President Ma Ying-jeou (馬英九) yesterday attributed the nation’s recent “diplomatic breakthroughs” to Beijing’s commitment to “soft power,” a term coined by a US academic who was visiting Taiwan.
Since he came into office in 2008, Ma said he had committed himself to improving cross-strait relations and seeking peace and prosperity.
“Mainland China is also developing its soft power,” he said. “I guess both sides must have some kind of consensus so we can see a glimpse of light in cross-strait peace.”
The two sides have been doing their best to avoid war and pursue peace via economy and culture, which are similar to the concept of soft power, he said.
Ma made the remarks while meeting Joseph Nye Jr at the Presidential Office in the morning. Nye, in Taiwan for a two-day visit at the invitation of the Global Views Educational Foundation, gave a talk at the Presidential Office and attended a forum entitled “The Powers to Lead” in the afternoon.
During the morning talk, Nye said power has three dimensions: military, economic and soft power.

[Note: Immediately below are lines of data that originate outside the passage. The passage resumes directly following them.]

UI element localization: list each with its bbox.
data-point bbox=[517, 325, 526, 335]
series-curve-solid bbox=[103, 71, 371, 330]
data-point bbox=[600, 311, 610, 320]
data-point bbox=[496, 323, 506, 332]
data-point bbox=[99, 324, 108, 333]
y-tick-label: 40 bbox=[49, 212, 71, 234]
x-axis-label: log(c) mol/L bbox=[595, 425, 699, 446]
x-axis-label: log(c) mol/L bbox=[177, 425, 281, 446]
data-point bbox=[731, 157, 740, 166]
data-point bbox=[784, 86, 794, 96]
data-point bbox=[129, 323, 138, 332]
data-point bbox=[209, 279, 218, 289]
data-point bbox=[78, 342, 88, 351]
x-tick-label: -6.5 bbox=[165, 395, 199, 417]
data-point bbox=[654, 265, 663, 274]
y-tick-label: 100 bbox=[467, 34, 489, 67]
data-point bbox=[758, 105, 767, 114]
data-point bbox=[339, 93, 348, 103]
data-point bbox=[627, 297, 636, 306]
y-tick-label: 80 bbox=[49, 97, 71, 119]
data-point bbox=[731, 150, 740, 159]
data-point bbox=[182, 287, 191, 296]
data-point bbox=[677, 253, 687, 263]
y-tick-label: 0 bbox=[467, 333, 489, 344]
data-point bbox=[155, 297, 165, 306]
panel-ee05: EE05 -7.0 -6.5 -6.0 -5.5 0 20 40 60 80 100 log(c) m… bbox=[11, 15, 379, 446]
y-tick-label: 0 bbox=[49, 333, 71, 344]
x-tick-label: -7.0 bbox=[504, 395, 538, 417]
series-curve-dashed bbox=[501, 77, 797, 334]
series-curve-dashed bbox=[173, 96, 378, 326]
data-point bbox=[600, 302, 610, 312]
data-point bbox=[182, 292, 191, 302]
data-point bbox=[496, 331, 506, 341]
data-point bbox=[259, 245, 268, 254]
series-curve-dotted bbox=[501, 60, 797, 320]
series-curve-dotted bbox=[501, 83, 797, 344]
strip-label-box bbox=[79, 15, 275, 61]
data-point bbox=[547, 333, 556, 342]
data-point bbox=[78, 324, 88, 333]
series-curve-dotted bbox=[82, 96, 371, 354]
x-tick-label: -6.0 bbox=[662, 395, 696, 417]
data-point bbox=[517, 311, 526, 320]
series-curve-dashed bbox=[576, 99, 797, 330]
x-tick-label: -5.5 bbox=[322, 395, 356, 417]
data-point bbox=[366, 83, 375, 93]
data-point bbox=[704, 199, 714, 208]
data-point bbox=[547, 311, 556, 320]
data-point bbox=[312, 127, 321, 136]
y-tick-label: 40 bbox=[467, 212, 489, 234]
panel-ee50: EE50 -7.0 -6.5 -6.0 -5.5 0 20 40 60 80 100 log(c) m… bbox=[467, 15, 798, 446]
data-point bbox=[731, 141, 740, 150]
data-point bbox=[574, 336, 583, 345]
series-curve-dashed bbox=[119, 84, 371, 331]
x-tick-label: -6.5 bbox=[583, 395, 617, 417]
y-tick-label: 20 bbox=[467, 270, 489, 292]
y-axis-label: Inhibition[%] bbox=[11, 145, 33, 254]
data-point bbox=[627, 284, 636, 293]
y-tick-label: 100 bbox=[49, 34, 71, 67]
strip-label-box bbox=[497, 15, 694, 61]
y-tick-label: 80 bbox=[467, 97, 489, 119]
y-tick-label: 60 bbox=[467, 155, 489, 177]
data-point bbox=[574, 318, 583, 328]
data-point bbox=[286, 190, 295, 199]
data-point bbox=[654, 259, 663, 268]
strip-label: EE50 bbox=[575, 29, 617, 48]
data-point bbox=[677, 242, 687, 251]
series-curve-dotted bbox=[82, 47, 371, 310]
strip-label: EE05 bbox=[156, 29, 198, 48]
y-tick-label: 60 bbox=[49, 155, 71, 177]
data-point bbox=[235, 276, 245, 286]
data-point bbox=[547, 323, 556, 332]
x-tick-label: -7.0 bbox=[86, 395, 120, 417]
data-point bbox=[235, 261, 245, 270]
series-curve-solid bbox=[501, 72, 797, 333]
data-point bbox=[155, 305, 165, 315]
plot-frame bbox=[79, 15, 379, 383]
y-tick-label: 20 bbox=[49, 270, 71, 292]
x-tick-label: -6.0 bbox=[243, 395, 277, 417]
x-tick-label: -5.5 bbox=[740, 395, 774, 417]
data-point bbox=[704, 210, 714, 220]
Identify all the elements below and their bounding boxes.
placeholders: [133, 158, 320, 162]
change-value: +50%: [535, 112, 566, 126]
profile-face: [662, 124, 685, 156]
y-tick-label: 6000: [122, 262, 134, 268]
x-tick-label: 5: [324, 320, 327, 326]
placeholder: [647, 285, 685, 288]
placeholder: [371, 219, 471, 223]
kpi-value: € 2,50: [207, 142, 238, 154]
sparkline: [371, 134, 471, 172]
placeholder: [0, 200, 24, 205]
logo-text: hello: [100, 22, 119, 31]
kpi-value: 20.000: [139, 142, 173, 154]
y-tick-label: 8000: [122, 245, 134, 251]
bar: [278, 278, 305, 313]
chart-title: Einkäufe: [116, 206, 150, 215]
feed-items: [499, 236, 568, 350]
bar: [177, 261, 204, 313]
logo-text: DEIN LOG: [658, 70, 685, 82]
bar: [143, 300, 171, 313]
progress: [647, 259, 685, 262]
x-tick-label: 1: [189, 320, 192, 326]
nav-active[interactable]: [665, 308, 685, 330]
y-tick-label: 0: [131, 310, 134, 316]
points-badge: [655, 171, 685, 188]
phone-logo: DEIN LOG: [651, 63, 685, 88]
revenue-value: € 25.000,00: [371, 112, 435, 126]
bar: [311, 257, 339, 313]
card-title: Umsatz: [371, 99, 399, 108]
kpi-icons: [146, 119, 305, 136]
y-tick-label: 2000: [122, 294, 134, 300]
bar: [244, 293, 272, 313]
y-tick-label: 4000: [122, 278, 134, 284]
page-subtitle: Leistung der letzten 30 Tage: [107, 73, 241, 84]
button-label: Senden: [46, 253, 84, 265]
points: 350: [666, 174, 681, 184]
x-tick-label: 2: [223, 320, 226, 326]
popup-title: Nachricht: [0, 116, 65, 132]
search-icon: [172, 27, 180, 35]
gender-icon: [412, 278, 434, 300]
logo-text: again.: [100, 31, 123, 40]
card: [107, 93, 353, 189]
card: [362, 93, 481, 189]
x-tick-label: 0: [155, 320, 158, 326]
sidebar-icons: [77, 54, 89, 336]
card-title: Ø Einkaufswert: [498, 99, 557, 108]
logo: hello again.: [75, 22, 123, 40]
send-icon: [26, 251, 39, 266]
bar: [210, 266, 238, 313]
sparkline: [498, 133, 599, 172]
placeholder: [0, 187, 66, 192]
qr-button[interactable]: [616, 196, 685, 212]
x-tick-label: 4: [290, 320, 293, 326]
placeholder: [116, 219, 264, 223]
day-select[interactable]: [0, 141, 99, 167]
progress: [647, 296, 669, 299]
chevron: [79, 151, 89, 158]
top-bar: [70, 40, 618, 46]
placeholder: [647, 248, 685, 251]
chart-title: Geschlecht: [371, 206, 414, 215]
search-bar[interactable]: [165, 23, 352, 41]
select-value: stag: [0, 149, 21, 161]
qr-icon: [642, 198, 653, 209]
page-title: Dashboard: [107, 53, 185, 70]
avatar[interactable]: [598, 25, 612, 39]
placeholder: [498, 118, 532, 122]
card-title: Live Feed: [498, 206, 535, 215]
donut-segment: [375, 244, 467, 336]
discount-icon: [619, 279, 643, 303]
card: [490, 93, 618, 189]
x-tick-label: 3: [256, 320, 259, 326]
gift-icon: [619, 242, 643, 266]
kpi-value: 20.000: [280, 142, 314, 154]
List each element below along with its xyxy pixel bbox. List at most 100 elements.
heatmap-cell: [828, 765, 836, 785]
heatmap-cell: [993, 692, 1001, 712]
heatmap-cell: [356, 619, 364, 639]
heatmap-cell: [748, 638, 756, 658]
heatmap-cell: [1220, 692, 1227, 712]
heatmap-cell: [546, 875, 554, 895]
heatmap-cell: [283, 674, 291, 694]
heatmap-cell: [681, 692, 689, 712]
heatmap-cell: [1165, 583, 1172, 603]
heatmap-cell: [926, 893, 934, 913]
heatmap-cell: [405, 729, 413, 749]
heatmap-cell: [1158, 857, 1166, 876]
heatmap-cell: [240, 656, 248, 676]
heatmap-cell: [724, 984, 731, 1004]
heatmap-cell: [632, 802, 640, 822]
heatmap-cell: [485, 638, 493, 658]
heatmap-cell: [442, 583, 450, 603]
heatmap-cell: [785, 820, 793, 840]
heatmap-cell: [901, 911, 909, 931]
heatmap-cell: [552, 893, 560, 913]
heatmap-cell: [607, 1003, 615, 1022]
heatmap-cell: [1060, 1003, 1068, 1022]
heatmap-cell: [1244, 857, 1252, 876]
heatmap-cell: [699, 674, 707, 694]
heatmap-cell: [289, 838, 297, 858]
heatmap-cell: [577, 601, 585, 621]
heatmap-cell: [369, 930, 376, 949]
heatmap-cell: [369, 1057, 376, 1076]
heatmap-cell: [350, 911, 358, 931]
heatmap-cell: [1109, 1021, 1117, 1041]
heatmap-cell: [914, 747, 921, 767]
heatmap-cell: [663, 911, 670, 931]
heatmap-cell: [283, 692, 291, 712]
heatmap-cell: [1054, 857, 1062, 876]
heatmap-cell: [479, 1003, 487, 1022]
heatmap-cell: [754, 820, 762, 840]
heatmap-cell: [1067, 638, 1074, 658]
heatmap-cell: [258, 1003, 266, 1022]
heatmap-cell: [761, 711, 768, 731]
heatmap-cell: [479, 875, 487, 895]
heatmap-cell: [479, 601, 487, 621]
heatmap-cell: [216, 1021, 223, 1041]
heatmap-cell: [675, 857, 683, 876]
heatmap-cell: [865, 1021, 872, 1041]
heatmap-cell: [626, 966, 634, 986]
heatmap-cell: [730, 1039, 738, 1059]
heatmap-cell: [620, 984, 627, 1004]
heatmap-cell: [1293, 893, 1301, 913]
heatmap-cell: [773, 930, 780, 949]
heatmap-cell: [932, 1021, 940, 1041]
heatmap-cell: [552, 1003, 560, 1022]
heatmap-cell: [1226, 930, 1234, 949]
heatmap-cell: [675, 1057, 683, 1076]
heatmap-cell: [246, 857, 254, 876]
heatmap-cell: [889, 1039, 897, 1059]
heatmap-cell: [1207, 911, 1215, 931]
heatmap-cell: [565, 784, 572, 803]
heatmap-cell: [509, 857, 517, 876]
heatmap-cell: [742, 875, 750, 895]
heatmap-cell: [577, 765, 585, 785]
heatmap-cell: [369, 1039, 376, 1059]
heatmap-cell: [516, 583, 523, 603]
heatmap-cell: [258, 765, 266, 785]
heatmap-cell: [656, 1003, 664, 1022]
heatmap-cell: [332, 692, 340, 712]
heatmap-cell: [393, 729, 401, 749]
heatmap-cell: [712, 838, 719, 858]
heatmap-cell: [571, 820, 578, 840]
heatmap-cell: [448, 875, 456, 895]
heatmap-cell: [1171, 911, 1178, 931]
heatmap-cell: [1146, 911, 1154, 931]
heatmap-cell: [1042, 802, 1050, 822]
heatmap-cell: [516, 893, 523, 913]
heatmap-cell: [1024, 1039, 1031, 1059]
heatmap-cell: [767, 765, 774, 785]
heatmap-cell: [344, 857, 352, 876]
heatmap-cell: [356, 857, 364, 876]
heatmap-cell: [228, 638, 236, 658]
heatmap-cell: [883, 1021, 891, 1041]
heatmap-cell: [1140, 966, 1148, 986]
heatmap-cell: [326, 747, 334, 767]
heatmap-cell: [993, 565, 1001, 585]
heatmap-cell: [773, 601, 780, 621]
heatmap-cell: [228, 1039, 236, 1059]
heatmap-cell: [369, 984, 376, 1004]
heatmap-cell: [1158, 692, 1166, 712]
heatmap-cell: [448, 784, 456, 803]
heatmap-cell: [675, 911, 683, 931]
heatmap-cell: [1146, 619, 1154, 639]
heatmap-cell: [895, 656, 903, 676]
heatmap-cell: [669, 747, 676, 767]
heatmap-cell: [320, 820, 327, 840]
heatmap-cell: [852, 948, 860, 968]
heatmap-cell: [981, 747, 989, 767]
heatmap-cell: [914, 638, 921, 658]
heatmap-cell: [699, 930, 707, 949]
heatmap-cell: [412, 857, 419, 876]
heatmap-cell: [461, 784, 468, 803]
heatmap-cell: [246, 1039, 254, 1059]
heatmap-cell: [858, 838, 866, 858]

Despite talk that the rising China is likely to overtake the US by 2030, Nye said he thought it was hard to see China equal the US in military and soft power even if it were equal in size with the US in economic power.
In military power, Nye said China was unlikely to surpass the US in the next two decades, because the US was far ahead, with about half the world’s military expenditure.
In terms of soft power, Nye said China was making major investments through the Confucius Institutes and massive broadcasting projects via global cable TV channels.
However, China has not been getting a good return on its investment, because every time it imprisons someone like Nobel Peace Prize winner Liu Xiaobo (劉曉波), it wastes the billions of dollars it has invested in broadcasting.
“China will never be able to develop soft power to full capacity until it is willing to change its political system,” Nye said.
Nye said power in the 21st century could be thought of as a 3D chessboard. At the top is the military, where the world is unipolar, with the US reigning supreme. The middle board represents the economic sphere, where the world is multipolar. At the bottom is transnational relations and soft power, which are chaotically distributed, he said.
Nye asked how we should deal with China, the world’s second-largest economy. The answer, he said, lies in smart strategies that combine both hard and soft power.
Nye said Taiwan was well on its way to implementing such a smart power strategy. On the one hand, Taiwan must have sufficient military strength; on the other, Taiwan’s ultimate protection lies in its relations with the US, which depends heavily on Taiwan’s soft power, he said.
“Sometimes people will say: ‘Would the Americans make a deal and sell out Taiwan for something that they want from China?’” Nye said.
“The answer is as long as Taiwan stands for democracy and human rights, that will be impossible in American political culture,” he said.
Another dimension to Taiwan’s soft power are the changes occurring inside China, Nye said. Although the changes were not occurring very fast at the top, they certainly were at lower levels, he said.
Nye said he supported the Ma administration’s plan to allow Chinese to study in Taiwan, calling it a good investment and exercise of soft power by which to change the minds of young Chinese.